After competing on vault (14th), floor exercise (18th) and rings (27th) in his Olympic debut last summer, the North Vancouver, B.C., native earned gold medals in the rings and floor exercise at the Canadian championships in May. After quitting the sport in high school, Morgan, 28, won two gold medals and four overall at the 2014 Commonwealth Games.
The North Vancouver, B.C., native enters the world championships with confidence after capturing gold on the parallel bars and high bar at the Canadian championships. It was an impressive showing, considering Payne has overcome a torn Achilles tendon in 2015 and left the sport in 2012 for two years to complete his Morman mission in South Korea.

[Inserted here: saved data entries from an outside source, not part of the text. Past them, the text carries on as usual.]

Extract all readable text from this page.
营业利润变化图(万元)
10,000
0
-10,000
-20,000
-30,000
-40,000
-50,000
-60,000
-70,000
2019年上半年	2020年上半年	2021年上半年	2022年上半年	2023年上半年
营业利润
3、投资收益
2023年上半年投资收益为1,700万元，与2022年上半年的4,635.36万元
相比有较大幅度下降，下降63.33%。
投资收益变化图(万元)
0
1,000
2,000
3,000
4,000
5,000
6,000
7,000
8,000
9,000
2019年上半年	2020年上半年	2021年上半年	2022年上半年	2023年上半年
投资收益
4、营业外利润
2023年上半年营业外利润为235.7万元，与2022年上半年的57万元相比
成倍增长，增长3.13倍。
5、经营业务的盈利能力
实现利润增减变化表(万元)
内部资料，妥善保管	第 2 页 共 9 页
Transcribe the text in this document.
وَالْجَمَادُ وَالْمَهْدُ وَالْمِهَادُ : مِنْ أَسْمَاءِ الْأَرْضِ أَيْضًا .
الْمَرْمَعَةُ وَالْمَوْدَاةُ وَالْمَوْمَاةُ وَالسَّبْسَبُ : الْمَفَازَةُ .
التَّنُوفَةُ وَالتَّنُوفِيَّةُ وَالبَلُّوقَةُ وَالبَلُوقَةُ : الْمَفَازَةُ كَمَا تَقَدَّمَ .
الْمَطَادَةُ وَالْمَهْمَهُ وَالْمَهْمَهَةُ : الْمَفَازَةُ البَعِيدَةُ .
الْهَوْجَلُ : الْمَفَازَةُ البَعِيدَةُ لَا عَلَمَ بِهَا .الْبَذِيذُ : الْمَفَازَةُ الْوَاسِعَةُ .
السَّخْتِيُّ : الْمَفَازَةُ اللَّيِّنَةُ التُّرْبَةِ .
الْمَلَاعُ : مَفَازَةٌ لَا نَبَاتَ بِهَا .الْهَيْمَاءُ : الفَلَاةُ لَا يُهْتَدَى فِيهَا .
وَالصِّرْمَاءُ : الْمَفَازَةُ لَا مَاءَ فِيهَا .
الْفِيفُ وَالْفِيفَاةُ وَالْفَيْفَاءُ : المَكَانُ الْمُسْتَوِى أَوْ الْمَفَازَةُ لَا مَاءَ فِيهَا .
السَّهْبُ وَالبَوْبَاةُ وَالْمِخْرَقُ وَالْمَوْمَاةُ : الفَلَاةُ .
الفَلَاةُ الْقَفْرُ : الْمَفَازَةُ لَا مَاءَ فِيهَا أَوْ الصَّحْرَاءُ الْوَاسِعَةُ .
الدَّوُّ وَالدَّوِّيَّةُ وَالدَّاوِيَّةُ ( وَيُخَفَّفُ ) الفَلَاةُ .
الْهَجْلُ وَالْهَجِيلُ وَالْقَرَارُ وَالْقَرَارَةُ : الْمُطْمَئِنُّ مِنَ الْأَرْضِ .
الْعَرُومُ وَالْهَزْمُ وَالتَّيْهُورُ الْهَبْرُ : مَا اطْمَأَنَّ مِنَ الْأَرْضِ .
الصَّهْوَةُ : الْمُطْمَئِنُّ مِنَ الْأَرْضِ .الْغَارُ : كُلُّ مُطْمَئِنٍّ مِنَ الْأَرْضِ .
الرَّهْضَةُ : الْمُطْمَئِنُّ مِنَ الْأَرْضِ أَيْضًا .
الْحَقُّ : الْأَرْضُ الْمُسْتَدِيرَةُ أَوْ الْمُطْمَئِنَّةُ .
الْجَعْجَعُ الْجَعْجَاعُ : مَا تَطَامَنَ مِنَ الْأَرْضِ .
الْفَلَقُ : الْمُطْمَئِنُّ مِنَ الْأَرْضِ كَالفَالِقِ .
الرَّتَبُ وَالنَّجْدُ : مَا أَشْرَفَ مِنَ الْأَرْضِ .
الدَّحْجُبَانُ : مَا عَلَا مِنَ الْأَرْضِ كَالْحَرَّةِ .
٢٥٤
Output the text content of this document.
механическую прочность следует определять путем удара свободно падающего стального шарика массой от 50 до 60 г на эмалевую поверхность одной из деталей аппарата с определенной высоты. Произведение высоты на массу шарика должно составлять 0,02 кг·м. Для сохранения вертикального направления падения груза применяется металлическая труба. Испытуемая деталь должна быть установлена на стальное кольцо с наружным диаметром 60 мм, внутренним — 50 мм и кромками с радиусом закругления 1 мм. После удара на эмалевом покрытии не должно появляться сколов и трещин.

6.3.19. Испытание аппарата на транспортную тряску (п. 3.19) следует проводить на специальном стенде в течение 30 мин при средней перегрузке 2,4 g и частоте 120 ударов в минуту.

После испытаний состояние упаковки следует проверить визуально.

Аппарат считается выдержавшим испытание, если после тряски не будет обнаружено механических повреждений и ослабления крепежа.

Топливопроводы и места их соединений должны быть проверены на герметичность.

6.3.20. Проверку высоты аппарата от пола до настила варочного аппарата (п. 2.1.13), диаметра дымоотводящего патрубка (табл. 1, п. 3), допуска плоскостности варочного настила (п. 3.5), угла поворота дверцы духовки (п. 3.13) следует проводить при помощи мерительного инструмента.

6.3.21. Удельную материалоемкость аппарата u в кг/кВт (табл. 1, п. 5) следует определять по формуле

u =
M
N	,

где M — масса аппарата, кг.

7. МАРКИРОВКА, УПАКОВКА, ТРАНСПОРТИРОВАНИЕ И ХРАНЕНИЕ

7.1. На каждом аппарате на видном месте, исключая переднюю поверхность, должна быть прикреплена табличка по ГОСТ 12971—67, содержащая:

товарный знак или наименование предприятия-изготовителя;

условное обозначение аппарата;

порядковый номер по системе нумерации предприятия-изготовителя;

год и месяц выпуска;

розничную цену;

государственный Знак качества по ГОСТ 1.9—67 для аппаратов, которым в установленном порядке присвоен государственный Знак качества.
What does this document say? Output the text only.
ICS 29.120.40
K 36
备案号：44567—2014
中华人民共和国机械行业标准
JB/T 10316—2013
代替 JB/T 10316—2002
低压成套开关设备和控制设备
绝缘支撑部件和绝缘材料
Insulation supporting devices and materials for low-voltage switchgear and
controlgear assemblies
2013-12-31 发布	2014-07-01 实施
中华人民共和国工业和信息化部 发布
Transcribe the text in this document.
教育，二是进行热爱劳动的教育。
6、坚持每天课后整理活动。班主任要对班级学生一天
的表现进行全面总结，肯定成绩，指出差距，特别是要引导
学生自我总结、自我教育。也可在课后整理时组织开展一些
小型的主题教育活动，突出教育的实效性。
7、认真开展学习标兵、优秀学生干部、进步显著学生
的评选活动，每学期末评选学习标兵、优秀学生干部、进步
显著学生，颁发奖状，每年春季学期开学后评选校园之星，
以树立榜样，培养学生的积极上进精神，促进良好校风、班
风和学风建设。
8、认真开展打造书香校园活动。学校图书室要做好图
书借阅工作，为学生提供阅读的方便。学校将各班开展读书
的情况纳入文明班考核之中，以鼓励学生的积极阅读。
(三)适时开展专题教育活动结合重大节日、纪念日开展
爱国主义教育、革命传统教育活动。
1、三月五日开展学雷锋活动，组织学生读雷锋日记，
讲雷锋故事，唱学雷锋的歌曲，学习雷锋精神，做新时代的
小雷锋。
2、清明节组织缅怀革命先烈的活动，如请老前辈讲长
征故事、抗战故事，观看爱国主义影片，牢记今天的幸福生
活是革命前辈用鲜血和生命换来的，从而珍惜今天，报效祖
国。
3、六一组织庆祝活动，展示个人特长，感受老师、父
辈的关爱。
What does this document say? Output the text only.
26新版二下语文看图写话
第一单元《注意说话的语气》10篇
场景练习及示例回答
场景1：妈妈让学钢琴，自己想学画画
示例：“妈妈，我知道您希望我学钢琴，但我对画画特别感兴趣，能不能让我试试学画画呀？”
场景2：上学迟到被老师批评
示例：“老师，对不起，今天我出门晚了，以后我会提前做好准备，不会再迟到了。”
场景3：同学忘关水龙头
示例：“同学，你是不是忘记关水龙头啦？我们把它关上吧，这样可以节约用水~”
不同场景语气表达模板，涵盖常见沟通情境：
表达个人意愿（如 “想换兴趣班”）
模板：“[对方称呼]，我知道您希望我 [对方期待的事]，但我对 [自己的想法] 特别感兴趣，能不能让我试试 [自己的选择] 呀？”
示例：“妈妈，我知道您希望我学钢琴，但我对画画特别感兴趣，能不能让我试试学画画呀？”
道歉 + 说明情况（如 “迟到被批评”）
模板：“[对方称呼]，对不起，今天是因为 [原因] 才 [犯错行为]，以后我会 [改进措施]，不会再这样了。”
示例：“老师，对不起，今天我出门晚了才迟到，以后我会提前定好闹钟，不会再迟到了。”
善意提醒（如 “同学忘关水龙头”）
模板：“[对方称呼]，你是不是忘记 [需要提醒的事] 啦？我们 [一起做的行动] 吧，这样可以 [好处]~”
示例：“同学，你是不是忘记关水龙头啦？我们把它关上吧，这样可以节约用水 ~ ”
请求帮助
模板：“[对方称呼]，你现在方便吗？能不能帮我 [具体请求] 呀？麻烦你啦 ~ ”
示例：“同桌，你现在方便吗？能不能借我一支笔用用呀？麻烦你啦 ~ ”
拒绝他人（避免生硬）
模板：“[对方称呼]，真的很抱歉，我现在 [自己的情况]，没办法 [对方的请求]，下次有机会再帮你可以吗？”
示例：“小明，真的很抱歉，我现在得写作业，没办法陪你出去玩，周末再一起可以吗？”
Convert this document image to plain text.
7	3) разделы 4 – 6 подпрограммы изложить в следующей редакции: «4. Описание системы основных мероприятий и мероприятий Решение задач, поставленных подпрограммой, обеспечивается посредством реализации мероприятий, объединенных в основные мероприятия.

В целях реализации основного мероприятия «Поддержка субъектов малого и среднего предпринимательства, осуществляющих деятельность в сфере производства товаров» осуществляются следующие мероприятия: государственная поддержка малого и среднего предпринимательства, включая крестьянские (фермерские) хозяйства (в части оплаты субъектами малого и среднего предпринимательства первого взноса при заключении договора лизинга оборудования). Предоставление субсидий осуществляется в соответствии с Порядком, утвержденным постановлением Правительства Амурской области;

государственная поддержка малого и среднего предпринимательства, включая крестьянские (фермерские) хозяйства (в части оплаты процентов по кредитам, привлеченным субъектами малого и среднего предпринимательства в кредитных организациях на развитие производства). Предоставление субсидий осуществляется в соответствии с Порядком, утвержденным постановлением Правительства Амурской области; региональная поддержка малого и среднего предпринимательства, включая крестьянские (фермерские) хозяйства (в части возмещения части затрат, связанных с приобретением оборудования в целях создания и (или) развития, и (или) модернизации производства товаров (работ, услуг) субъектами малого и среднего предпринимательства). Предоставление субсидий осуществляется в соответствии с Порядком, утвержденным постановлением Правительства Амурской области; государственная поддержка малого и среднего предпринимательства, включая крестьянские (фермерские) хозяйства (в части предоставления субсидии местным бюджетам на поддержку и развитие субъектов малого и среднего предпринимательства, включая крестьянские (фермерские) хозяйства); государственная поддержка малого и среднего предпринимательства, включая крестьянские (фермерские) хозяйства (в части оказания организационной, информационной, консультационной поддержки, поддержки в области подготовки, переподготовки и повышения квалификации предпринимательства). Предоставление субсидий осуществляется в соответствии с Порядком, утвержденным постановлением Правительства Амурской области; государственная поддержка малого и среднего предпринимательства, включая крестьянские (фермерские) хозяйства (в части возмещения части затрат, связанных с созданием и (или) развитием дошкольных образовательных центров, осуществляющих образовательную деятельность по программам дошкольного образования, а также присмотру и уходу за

Jackson Payne of North Vancouver, B.C., overcame a torn Achilles tendon in 2015 to win gold on parallel bars and high bar at the Canadian championships earlier this year. (Timothy A. Clary/AFP/Getty Images/File)
The men’s team also features Rene Cournoyer of Repentigny, Que., Kevin Lytwyn of Burlington, Ont., and Thierry Pellerin of Levis, Que.
5 international athletes to watch
The Romanian, who won gold on vault at the worlds in 2005, will be looking to reach the top of the podium in Montreal after finishing second in 2015. At 35, Dragulescu came out of retirement for the 2016 Rio Olympics and finished fourth in the vault. Along with eight world titles split evenly between the floor exercise and vault, he has a move named after him — the Dragulescu vault.
The 28-year-old has remained undefeated on the international scene for nearly nine years, having won seven Olympic and 19 world medals, and will try to win a seventh consecutive world championship. The first gymnast since 1972 to win two straight all-around Olympic titles, “King Kohei” is also known for being dinged with $ 4,900 US in roaming charges for playing Pokemon Go in Brazil ahead of last year’s Rio Olympics.
Japan’s Kohei Uchimura, who has won seven Olympic medals and 19 world medals, will try for a seventh straight world title this week in Montreal. (Koki Nagahama/Getty Images)
The double Olympic champion from Great Britain returns to international action after taking a break in May to prepare for the world championships. Whitlock, 24, will attempt to defend his title in Montreal after winning gold on the pommel horse two years ago. In 2016, Whitlock became Britain’s first Olympic gymnastics champion (floor exercise and pommel horse) and its first in 108 years to win an all-around medal (bronze).
Lordache, 21, is looking to add to an outstanding season in Montreal after winning a bronze medal at the European Championships, all-around gold at the World University Games and two medals at the World Cup Challenge in Paris — gold on the balance beam and silver on the ground. The Romanian earned all-around silver at the 2014 world championships.
At 42, the mother of a teenaged son will represent Uzbekistan in Montreal, looking to build on her 11 world championship medals. A vault specialist, Chusovitina became the oldest gymnast to compete at an Olympics last year in Rio (41 years, two months) and is the only female gymnast to compete at seven Summer Games. Fans should prepare to see the Vault of Death — front handspring onto the horse and two-and-a-half front somersaults off.
Biles among missing U.S. Olympic trio
American Simone Biles, who hasn’t competed since winning four gold medals and a bronze at last year’s Rio Olympics, will not attempt to win a fourth consecutive world all-around championship. Teammates Aly Raisman and Gabby Douglas also won’t compete. Raisman won all-around silver in Rio while Douglas, the 2012 Olympic all-around gold medallist, failed to qualify for the final.
Leading the U.S. team in Montreal is 2017 U.S. all-around champion Ragan Smith, Morgan Hurd, Jade Carey and Ashton Locklear.